Konya'dan bir hocaefendi Muhterem Üstaz'ı ziyaret için Erenköy'e gelmişler. O kardeşimizin de kulağı ağır duyuyormuş. Muhterem Üstaz edeben bağırmaz, yüksek sesle de konuşmazlardı. Bu hocaefendi son zamanlarda manevi derslerini ihmal edip zayıflatmış; kitap mütalasına daha çok vakit ayırıp önem verir olmuş. Muhterem Üstaz kardeşimizin bu haline vakıf oluyorlar. Hocaefendinin kulağı duymadığı için sözlü yerine yazılı olarak onu intibaha getirecek şu tebliğde bulunuyorlar. Bir kağıda şunları yazarak önüne koyuveriyorlar:
"Zikir de ehem (en mühim) ve akdemdir (en önceliklidir), keza dua da.
Çünkü zikirde kalb, sadır ve cesed tathiri (temizlemesi) ve tasfiyesi (arındırması) ve ahlak tezkiyesi vardır.
Halık'ın nazarı kalbedir.
Kalb uyanıklığı hayatta ve mematta, haşirde ve neşirde daimidir.
Fakat lisanın okuması ne kadar olsa da muvakkattır.

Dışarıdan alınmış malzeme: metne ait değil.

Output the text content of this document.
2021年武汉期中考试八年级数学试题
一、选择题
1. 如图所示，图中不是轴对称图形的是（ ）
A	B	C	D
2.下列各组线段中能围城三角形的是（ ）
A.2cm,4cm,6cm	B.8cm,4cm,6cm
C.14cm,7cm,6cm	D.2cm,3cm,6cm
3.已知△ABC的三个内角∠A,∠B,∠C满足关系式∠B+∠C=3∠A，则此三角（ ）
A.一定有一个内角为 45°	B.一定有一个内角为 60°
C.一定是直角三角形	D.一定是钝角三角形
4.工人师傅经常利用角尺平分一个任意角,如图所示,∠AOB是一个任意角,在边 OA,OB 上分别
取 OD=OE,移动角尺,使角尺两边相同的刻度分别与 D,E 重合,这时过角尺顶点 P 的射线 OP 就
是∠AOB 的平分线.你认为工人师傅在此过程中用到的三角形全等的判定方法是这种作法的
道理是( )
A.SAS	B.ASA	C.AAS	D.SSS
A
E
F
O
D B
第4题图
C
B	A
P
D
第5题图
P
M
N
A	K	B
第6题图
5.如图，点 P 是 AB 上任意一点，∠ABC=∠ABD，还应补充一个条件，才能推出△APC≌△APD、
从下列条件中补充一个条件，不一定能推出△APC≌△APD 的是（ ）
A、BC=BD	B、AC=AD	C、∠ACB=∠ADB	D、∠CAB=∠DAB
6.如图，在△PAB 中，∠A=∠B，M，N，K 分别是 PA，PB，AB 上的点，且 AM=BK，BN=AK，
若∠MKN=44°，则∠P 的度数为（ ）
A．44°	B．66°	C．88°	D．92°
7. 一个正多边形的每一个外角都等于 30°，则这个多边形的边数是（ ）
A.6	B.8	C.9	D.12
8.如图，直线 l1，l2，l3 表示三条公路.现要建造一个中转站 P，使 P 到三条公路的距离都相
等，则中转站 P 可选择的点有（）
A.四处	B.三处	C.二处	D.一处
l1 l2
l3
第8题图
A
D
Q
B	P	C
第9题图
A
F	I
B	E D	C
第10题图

Arada fark azimdir (büyüktür).
Takdimü'l-ehem alel-mühim (Daha mühim olan mühim olana tercih edilir) kaidesine tevfikan (uyarak) hayatı ma'neviyye bulmağa biiznillahi teala çalışmak, müteferrik mütalaat ve malumattan ehem, akdem ve ercahtır."
Mahmud Sami Efendi'den Hatıralar
Not: Başta nefsime hatırlatma babından kaybolmaması için foruma kopyalanmıştır.